Sgt. First Class Nadir Nassry, a 25-year veteran of the state police, is accused of heading the caravan and was charged with tampering with public records and falsifying or tampering with records. The other trooper, Joseph Ventrella, was charged with tampering with records.
Nassry is also accused of telling the other drives in the caravan to “conceal or partially conceal their plates using tape or other means,” according to the Attorney General’s office.
The charges come after motorists in March reported two state-police cruisers leading a pack of sports cars at speeds of 100 mph on New Jersey highways. Nassry’s attorney, Charles Sciarra, confirmed to reporters Thursday that his client led the caravan, according to reports.
Sciarra said the trooper was asked by New York Giants former running back Brandon Jacobs to provide the high-speed escort, according to reports.
State Police Superintendent Col. Rick Fuentes appeared with the Attorney General during Friday’s news conference, saying the state police adopted new rules for police escorts in response to the high-speed escort.
The Attorney General does not anticipate charging any of the drivers of the sports cars involved in the incident, Chiesa said.
Nassry and Ventrella were suspended without pay. If convicted, both would forfeit their jobs and would be permanently barred from public employment in New Jersey, the AG’s office said.
“It was a dangerous situation for the public,” Chiesa said. “We’re not in the business of endangering the public, we’re in the business of protecting the public.”
The policy going forward for escorts emphasizes public safety, according to the Attorney General’s office.

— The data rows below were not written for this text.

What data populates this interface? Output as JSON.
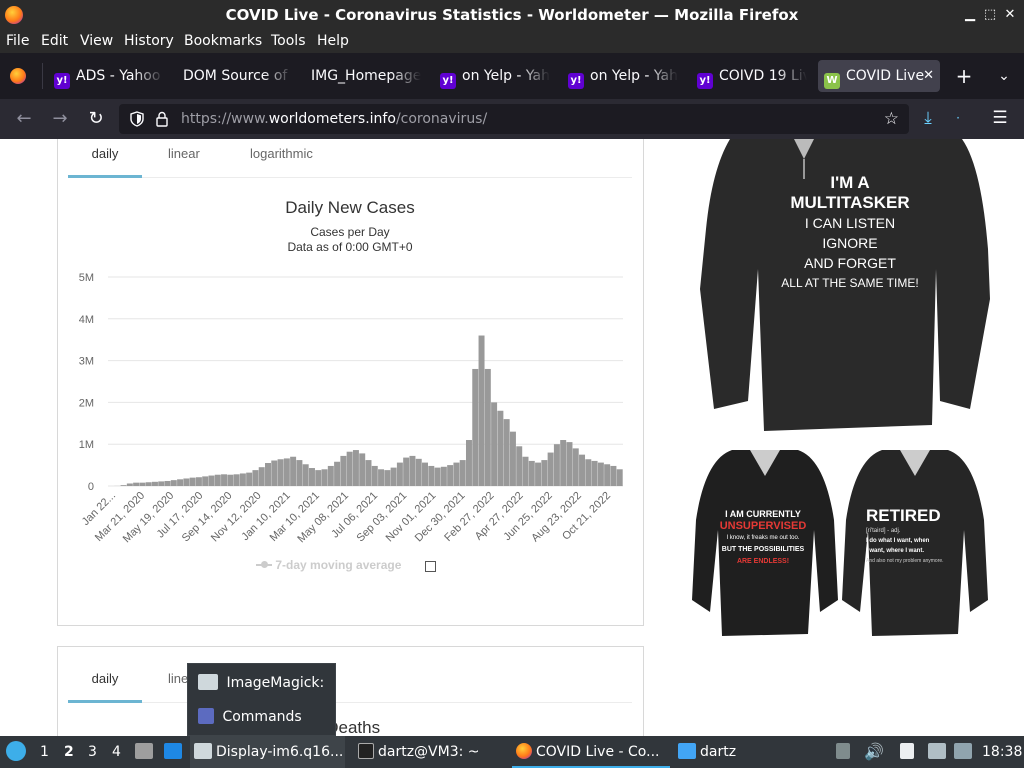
{
  "window": {
    "title": "COVID Live - Coronavirus Statistics - Worldometer — Mozilla Firefox"
  },
  "menu": [
    "File",
    "Edit",
    "View",
    "History",
    "Bookmarks",
    "Tools",
    "Help"
  ],
  "tabs": [
    {
      "label": "ADS - Yahoo",
      "icon": "yahoo-icon",
      "color": "#6001d2"
    },
    {
      "label": "DOM Source of",
      "icon": "none",
      "color": ""
    },
    {
      "label": "IMG_Homepage",
      "icon": "none",
      "color": ""
    },
    {
      "label": "on Yelp - Yah",
      "icon": "yahoo-icon",
      "color": "#6001d2"
    },
    {
      "label": "on Yelp - Yah",
      "icon": "yahoo-icon",
      "color": "#6001d2"
    },
    {
      "label": "COIVD 19 Liv",
      "icon": "yahoo-icon",
      "color": "#6001d2"
    },
    {
      "label": "COVID Live",
      "icon": "worldometer-icon",
      "color": "#8bc34a",
      "active": true
    }
  ],
  "navbar": {
    "url_prefix": "https://www.",
    "url_domain": "worldometers.info",
    "url_path": "/coronavirus/"
  },
  "card1": {
    "tabs": [
      "daily",
      "linear",
      "logarithmic"
    ],
    "selected_tab": "daily",
    "legend_label": "7-day moving average"
  },
  "card2": {
    "tabs": [
      "daily",
      "linear"
    ],
    "selected_tab": "daily",
    "title_fragment": "y Deaths"
  },
  "chart_data": {
    "type": "bar",
    "title": "Daily New Cases",
    "subtitle": "Cases per Day",
    "subtitle2": "Data as of 0:00 GMT+0",
    "ylim": [
      0,
      5000000
    ],
    "yticks": [
      "0",
      "1M",
      "2M",
      "3M",
      "4M",
      "5M"
    ],
    "xticks": [
      "Jan 22...",
      "Mar 21, 2020",
      "May 19, 2020",
      "Jul 17, 2020",
      "Sep 14, 2020",
      "Nov 12, 2020",
      "Jan 10, 2021",
      "Mar 10, 2021",
      "May 08, 2021",
      "Jul 06, 2021",
      "Sep 03, 2021",
      "Nov 01, 2021",
      "Dec 30, 2021",
      "Feb 27, 2022",
      "Apr 27, 2022",
      "Jun 25, 2022",
      "Aug 23, 2022",
      "Oct 21, 2022"
    ],
    "grid": true,
    "legend": "bottom",
    "weekly_values": [
      0,
      2000,
      20000,
      60000,
      80000,
      80000,
      90000,
      100000,
      110000,
      120000,
      140000,
      160000,
      180000,
      200000,
      210000,
      230000,
      250000,
      270000,
      280000,
      270000,
      280000,
      300000,
      320000,
      380000,
      450000,
      550000,
      610000,
      640000,
      660000,
      700000,
      620000,
      520000,
      430000,
      380000,
      400000,
      480000,
      580000,
      720000,
      820000,
      860000,
      780000,
      620000,
      480000,
      400000,
      380000,
      440000,
      560000,
      680000,
      720000,
      650000,
      560000,
      480000,
      440000,
      460000,
      500000,
      560000,
      620000,
      1100000,
      2800000,
      3600000,
      2800000,
      2000000,
      1800000,
      1600000,
      1300000,
      950000,
      700000,
      600000,
      560000,
      620000,
      800000,
      1000000,
      1100000,
      1050000,
      900000,
      750000,
      640000,
      600000,
      560000,
      520000,
      480000,
      400000
    ]
  },
  "taskbar": {
    "workspaces": [
      "1",
      "2",
      "3",
      "4"
    ],
    "tasks": [
      {
        "label": "Display-im6.q16...",
        "icon": "window-icon"
      },
      {
        "label": "dartz@VM3: ~",
        "icon": "terminal-icon"
      },
      {
        "label": "COVID Live - Co...",
        "icon": "firefox-icon"
      },
      {
        "label": "dartz",
        "icon": "folder-icon"
      }
    ],
    "clock": "18:38"
  },
  "popup": {
    "items": [
      "ImageMagick:",
      "Commands"
    ]
  },
  "ads": {
    "shirt1": [
      "I'M A",
      "MULTITASKER",
      "I CAN LISTEN",
      "IGNORE",
      "AND FORGET",
      "ALL AT THE SAME TIME!"
    ],
    "shirt2": [
      "I AM CURRENTLY",
      "UNSUPERVISED",
      "I know, it freaks me out too.",
      "BUT THE POSSIBILITIES",
      "ARE ENDLESS!"
    ],
    "shirt3": [
      "RETIRED",
      "[ri'taird] - adj.",
      "I do what I want, when",
      "I want, where I want.",
      "And also not my problem anymore."
    ]
  },
  "colors": {
    "bar": "#999999",
    "selected_tab_underline": "#6cb5d2"
  }
}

It includes consideration of when an escort may be authorized, specific procedures – including accountability – when authorizing an escort, and having clear instructions on obeying speed limits.

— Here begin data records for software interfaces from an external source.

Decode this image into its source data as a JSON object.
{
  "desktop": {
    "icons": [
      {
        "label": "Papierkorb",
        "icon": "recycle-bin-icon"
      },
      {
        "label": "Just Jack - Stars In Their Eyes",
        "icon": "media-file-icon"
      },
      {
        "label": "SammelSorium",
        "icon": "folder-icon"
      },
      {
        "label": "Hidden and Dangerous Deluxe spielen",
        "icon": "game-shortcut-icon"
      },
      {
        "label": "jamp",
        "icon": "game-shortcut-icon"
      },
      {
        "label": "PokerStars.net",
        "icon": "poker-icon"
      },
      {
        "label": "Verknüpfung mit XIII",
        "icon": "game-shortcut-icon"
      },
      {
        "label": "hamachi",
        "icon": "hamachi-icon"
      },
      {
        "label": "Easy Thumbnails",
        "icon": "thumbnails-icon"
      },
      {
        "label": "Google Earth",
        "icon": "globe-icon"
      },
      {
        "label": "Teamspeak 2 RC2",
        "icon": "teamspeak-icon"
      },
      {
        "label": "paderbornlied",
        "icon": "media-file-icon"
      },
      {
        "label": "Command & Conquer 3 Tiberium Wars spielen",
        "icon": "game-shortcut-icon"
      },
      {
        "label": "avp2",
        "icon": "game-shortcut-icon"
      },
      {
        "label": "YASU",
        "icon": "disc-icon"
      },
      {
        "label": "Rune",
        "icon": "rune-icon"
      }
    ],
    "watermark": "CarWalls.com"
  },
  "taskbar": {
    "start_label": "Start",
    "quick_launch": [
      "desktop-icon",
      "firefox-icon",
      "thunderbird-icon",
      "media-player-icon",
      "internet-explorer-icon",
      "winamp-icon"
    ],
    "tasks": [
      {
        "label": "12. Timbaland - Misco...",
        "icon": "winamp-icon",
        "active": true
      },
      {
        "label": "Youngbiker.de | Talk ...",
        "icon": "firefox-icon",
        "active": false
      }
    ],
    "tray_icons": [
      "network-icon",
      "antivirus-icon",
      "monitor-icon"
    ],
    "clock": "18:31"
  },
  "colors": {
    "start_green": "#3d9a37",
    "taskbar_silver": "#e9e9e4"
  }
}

Nassry was charged with third-degree tampering with public records and fourth-degree falsifying or tampering with records. Ventrella was charged with fourth-degree falsifying or tampering with records.
Third-degree crimes carry a sentence of three to five years in state prison and a fine of up to $15,000, officials said. Additionally, since the third-degree charge against Nassry involves his public office, he would face a mandatory two-year period of parole and loss of his pension if convicted, according to the Attorney General. Fourth-degree crimes carry a maximum sentence of 18 months behind bars and a maximum fine of $10,000.
Disciplinary charges were filed against five other troopers, including one who “improperly handled a traffic ticket” issued to a member of the driving club who was stopped for speeding on the Garden State Parkway in his Lamborghini in 2010, in connection with the incident, according to the office. Disciplinary charges are personnel matters.